Cardinal Joseph Ratzinger, now the pope, at John Paul II’s 2005 funeral.

VATICAN CITY — Pope Benedict XVI moved his beloved predecessor one step closer to sainthood on Friday, confirming a miracle by John Paul II and setting May 1, the first Sunday after Easter, as the date of his beatification.

The designation means he is considered "blessed" and can be publicly venerated. Sainthood would follow after the confirmation of one more miracle.

Thousands are expected to attend the beatification ceremony. Benedict is expected to celebrate the Mass himself, a much-needed bright spot in his papacy, which in recent months has been weathering a sexual abuse scandal in Europe and violence against Christians in the Middle East.

Wildly popular, John Paul was seen as a man of his time, a Pole who marshaled the Catholic Church's energies to help end the cold war. But he was also criticized for how he handled a sexual abuse crisis that burgeoned in the United States as early as the 1980s.

At John Paul's funeral in April 2005, the faithful filled Saint Peter's Square, some carrying banners reading "Santo subito," or "Sainthood now." Benedict honored their wishes, putting John Paul on a fast track to sainthood, waiving the traditional five-year waiting period for the process to begin, but insisting on a thorough investigation into his life.

Benedict said Friday in a decree that a French nun had been miraculously cured of Parkinson's disease thanks to John Paul's intercession. John Paul himself had Parkinson's. In a statement, Benedict said that a Vatican-appointed committee of cardinals, bishops, doctors and theologians had determined that the recovery of Sister Marie Pierre Simon from Parkinson's was "miraculous" and "scientifically inexplicable."

Cardinal Stanislaw Dziwisz, the archbishop of Krakow and John Paul's longtime personal secretary, said he was thrilled at the news. He said he was "happy" that the wish for "santo subito, that people have been praying for, is finally coming true."

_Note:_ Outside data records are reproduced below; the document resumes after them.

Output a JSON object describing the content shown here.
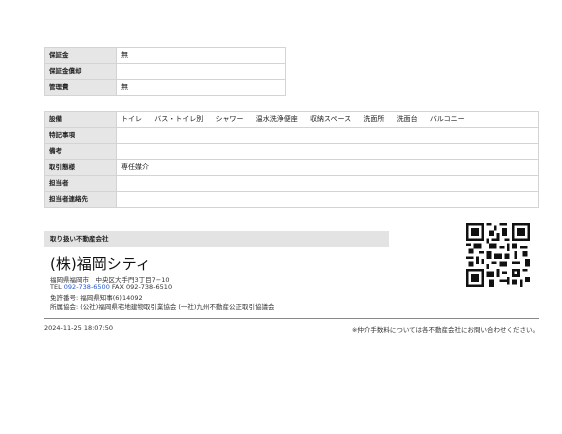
{
  "top_table": [
    {
      "label": "保証金",
      "value": "無"
    },
    {
      "label": "保証金償却",
      "value": ""
    },
    {
      "label": "管理費",
      "value": "無"
    }
  ],
  "details_table": {
    "equipment": {
      "label": "設備",
      "items": [
        "トイレ",
        "バス・トイレ別",
        "シャワー",
        "温水洗浄便座",
        "収納スペース",
        "洗面所",
        "洗面台",
        "バルコニー"
      ]
    },
    "rows": [
      {
        "label": "特記事項",
        "value": ""
      },
      {
        "label": "備考",
        "value": ""
      },
      {
        "label": "取引態様",
        "value": "専任媒介"
      },
      {
        "label": "担当者",
        "value": ""
      },
      {
        "label": "担当者連絡先",
        "value": ""
      }
    ]
  },
  "agent": {
    "section_label": "取り扱い不動産会社",
    "company_name": "(株)福岡シティ",
    "address": "福岡県福岡市　中央区大手門3丁目7−10",
    "tel_label": "TEL",
    "tel": "092-738-6500",
    "fax_label": "FAX",
    "fax": "092-738-6510",
    "license": "免許番号: 福岡県知事(6)14092",
    "associations": "所属協会: (公社)福岡県宅地建物取引業協会 (一社)九州不動産公正取引協議会"
  },
  "qr_icon": "qr-code-icon",
  "footer": {
    "timestamp": "2024-11-25 18:07:50",
    "note": "※仲介手数料については各不動産会社にお問い合わせください。"
  }
}
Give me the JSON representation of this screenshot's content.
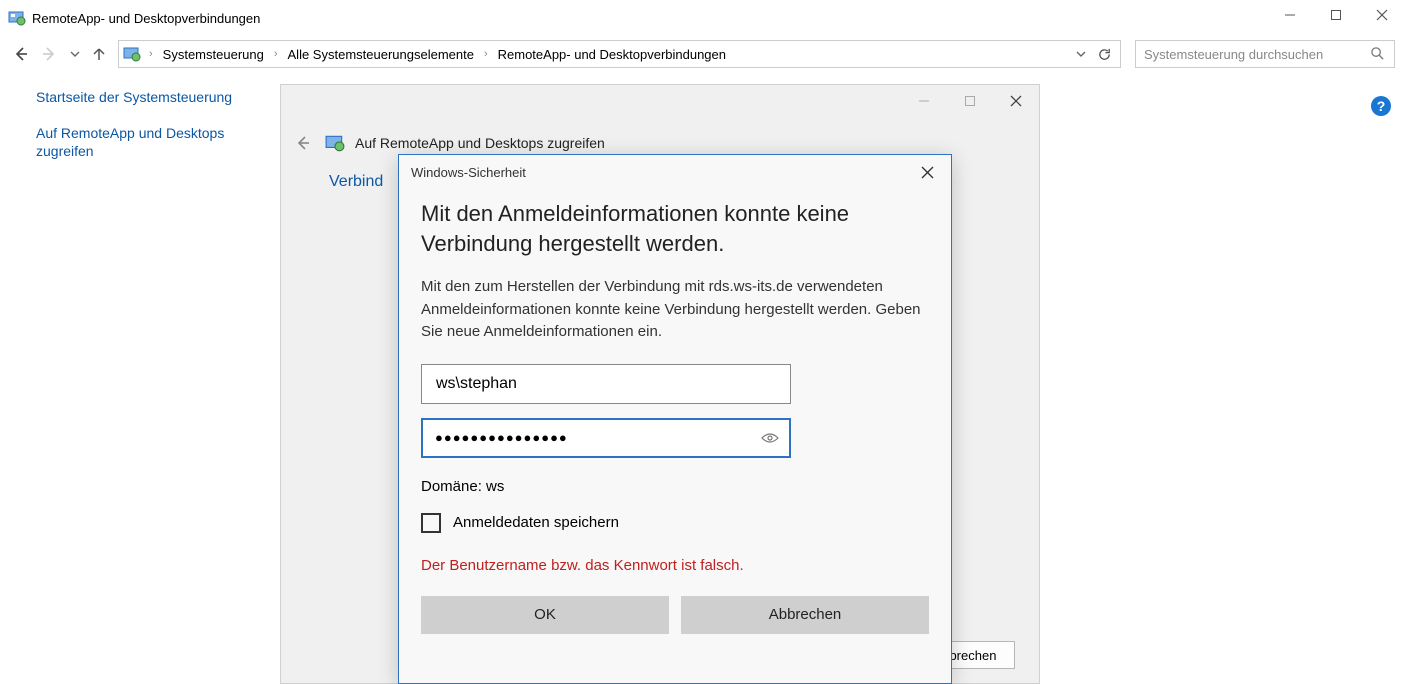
{
  "window": {
    "title": "RemoteApp- und Desktopverbindungen",
    "controls": {
      "min": "—",
      "max": "□",
      "close": "✕"
    }
  },
  "nav": {
    "breadcrumbs": [
      "Systemsteuerung",
      "Alle Systemsteuerungselemente",
      "RemoteApp- und Desktopverbindungen"
    ],
    "search_placeholder": "Systemsteuerung durchsuchen"
  },
  "sidebar": {
    "home": "Startseite der Systemsteuerung",
    "access": "Auf RemoteApp und Desktops zugreifen"
  },
  "wizard": {
    "title": "Auf RemoteApp und Desktops zugreifen",
    "body_heading_truncated": "Verbind",
    "cancel": "Abbrechen"
  },
  "security": {
    "title": "Windows-Sicherheit",
    "heading": "Mit den Anmeldeinformationen konnte keine Verbindung hergestellt werden.",
    "message": "Mit den zum Herstellen der Verbindung mit rds.ws-its.de verwendeten Anmeldeinformationen konnte keine Verbindung hergestellt werden. Geben Sie neue Anmeldeinformationen ein.",
    "username": "ws\\stephan",
    "password_masked": "●●●●●●●●●●●●●●●",
    "domain_label": "Domäne: ws",
    "remember": "Anmeldedaten speichern",
    "error": "Der Benutzername bzw. das Kennwort ist falsch.",
    "ok": "OK",
    "cancel": "Abbrechen"
  },
  "help_badge": "?"
}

John Paul's 26-year papacy was full of milestones. In 1979, as Cardinal Karol Wojtyla of Krakow, he became the first non-Italian to become pope in four centuries. He was the first pope to visit a mosque and a synagogue, and on his watch the church issued its first new catechism in nearly 500 years. In 2000, he asked pardon for the church's sins against Jews, women, heretics and minorities.

His popularity grew after he survived an assassination attempt by a Turkish gunman in 1981, and in his later years, his slow decline from Parkinson's disease was seen as a poignant example of one man facing death without fear.

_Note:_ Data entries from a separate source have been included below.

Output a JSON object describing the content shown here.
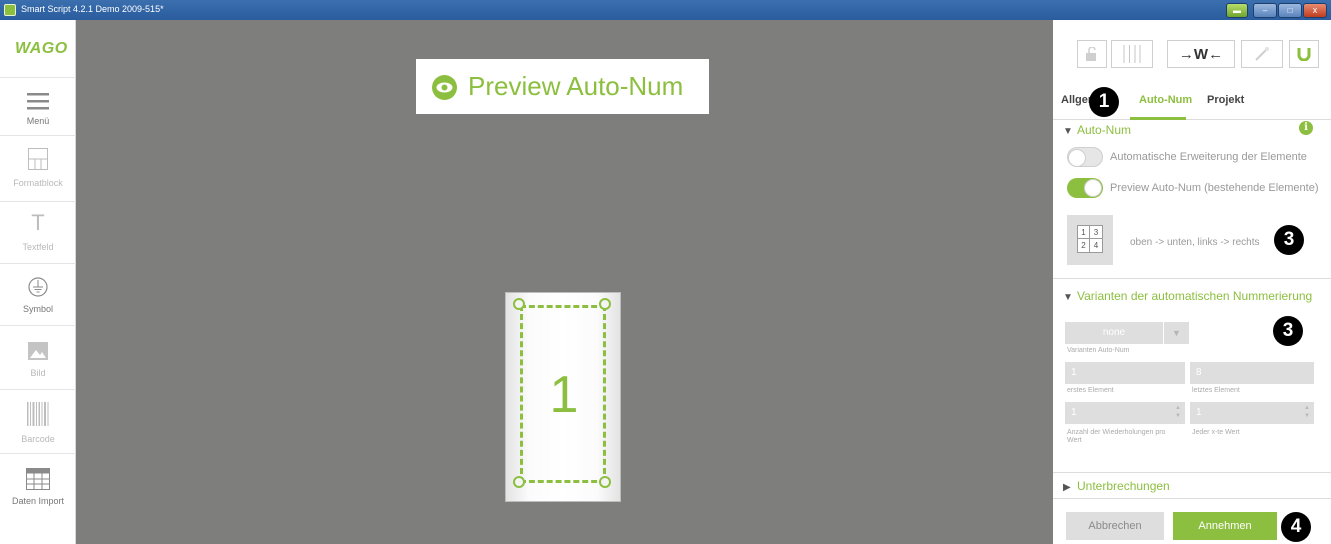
{
  "window": {
    "title": "Smart Script 4.2.1  Demo 2009-515*",
    "controls": {
      "close_glyph": "x"
    }
  },
  "sidebar": {
    "logo": "WAGO",
    "tools": [
      {
        "label": "Menü",
        "icon": "menu-icon"
      },
      {
        "label": "Formatblock",
        "icon": "formatblock-icon"
      },
      {
        "label": "Textfeld",
        "icon": "textfield-icon",
        "glyph": "T"
      },
      {
        "label": "Symbol",
        "icon": "ground-symbol-icon"
      },
      {
        "label": "Bild",
        "icon": "image-icon"
      },
      {
        "label": "Barcode",
        "icon": "barcode-icon"
      },
      {
        "label": "Daten Import",
        "icon": "table-import-icon"
      }
    ]
  },
  "canvas": {
    "banner": "Preview Auto-Num",
    "marker_number": "1"
  },
  "panel": {
    "toolbar": [
      {
        "icon": "lock-icon"
      },
      {
        "icon": "columns-icon"
      },
      {
        "icon": "width-arrows-icon",
        "glyph": "→W←"
      },
      {
        "icon": "magic-wand-icon"
      },
      {
        "icon": "magnet-icon"
      }
    ],
    "tabs": {
      "allgemein": "Allgem",
      "autonum": "Auto-Num",
      "projekt": "Projekt"
    },
    "autonum_section": {
      "title": "Auto-Num",
      "toggle_1": {
        "label": "Automatische Erweiterung der Elemente",
        "on": false
      },
      "toggle_2": {
        "label": "Preview Auto-Num (bestehende Elemente)",
        "on": true
      },
      "order_icon": [
        "1",
        "3",
        "2",
        "4"
      ],
      "order_text": "oben -> unten, links -> rechts"
    },
    "variants_section": {
      "title": "Varianten der automatischen Nummerierung",
      "variant_select": {
        "value": "none",
        "caption": "Varianten Auto-Num"
      },
      "first": {
        "value": "1",
        "caption": "erstes Element"
      },
      "last": {
        "value": "8",
        "caption": "letztes Element"
      },
      "repeat": {
        "value": "1",
        "caption": "Anzahl der Wiederholungen pro Wert"
      },
      "every": {
        "value": "1",
        "caption": "Jeder x-te Wert"
      }
    },
    "interruptions_section": {
      "title": "Unterbrechungen"
    },
    "buttons": {
      "cancel": "Abbrechen",
      "accept": "Annehmen"
    }
  },
  "callouts": {
    "c1": "1",
    "c3a": "3",
    "c3b": "3",
    "c4": "4"
  },
  "colors": {
    "accent": "#8cbf3f",
    "canvas_bg": "#7e7e7c",
    "titlebar": "#2a5c9e"
  }
}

But some dark clouds hang over his papacy. John Paul was supportive of the Rev. Marcial Maciel Degollado, a Mexican priest who founded a powerful religious order, the Legionaries of Christ, and who was found to have abused seminarians and fathered several children.

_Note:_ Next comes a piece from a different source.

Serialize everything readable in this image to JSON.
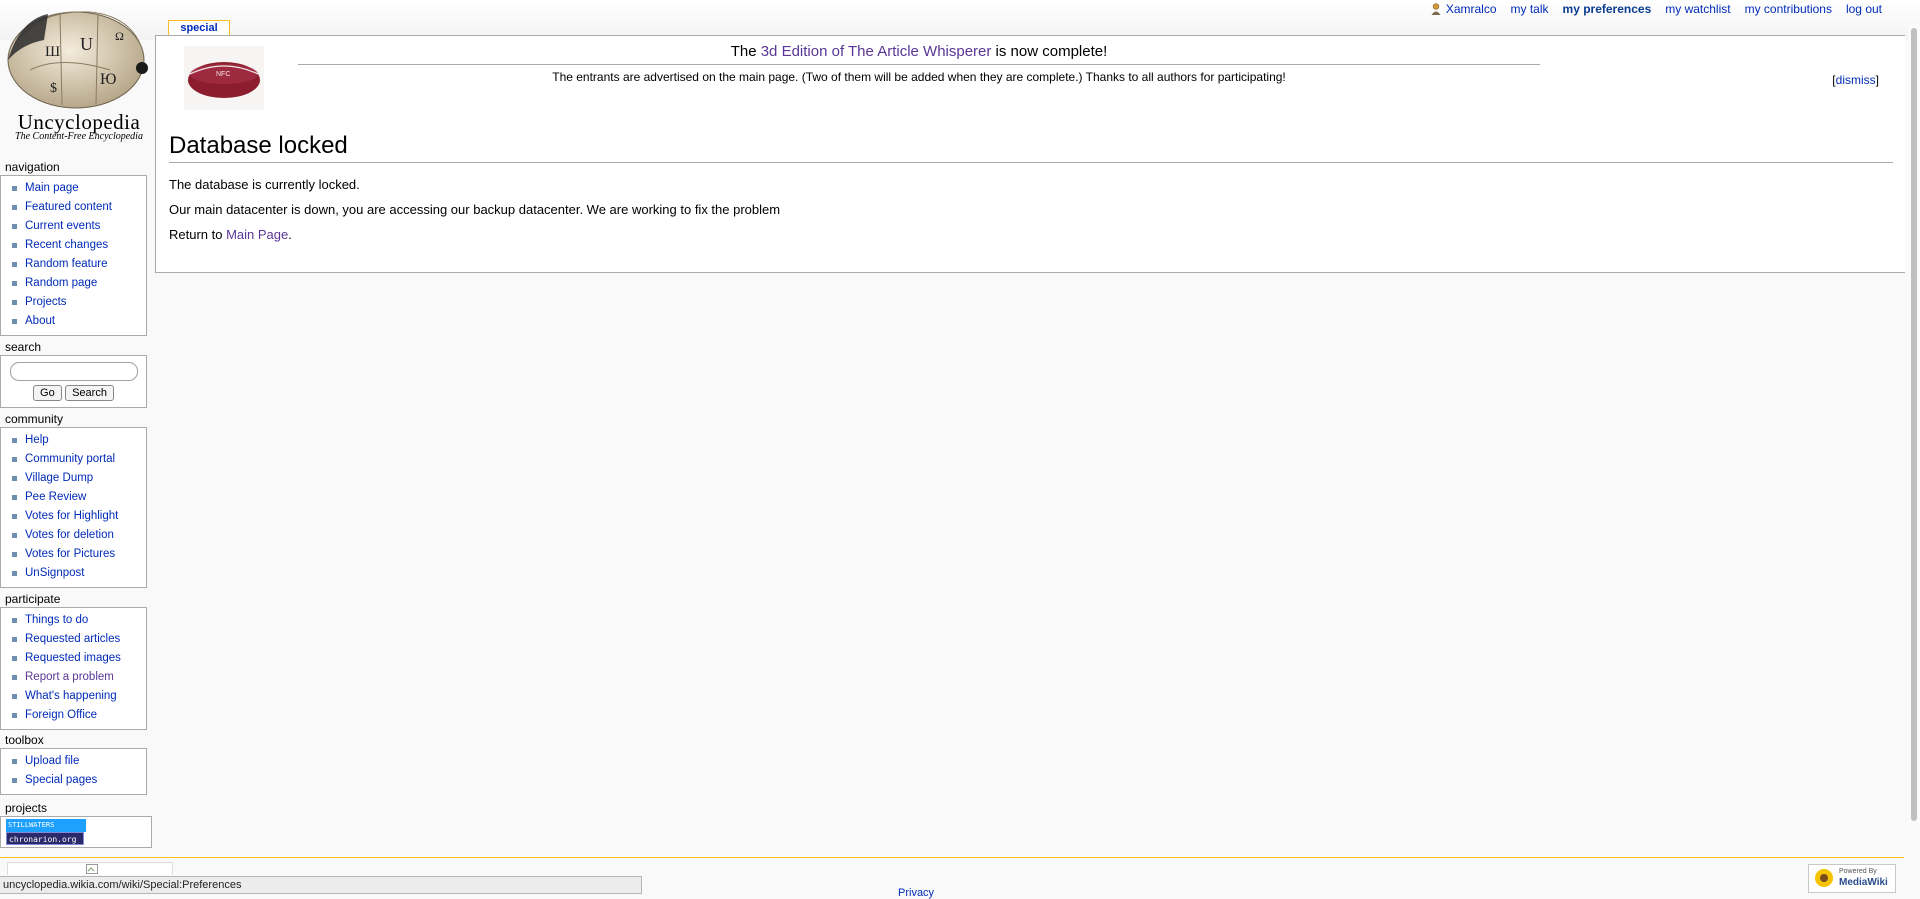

At the height of the abuse scandal last spring, Benedict's defenders said that when he lead of the Vatican's doctrinal and disciplinary office, Benedict wanted to open an investigation into Father Maciel, but that cardinals close to John Paul blocked him. The Vatican reopened an investigation into the Legionaries of Christ in 2004, when John Paul was in serious decline. Last May, the Vatican strongly condemned Father Maciel, who died in 2008, and placed the Legion under Benedict's direct control.

Defenders of John Paul said he was dismissive of early reports of abuse by priests because he considered it a tactic used by the Communist Party in Eastern Europe to weaken the church.

The news of the beatification was warmly received in his native Poland.

"I remember kneeling beside his open coffin in St. Peter's Basilica," said Kazimierz Nycz, the archbishop of Warsaw. "It never even crossed my mind to pray for him. I've always prayed directly to him. I've always known he is a saint."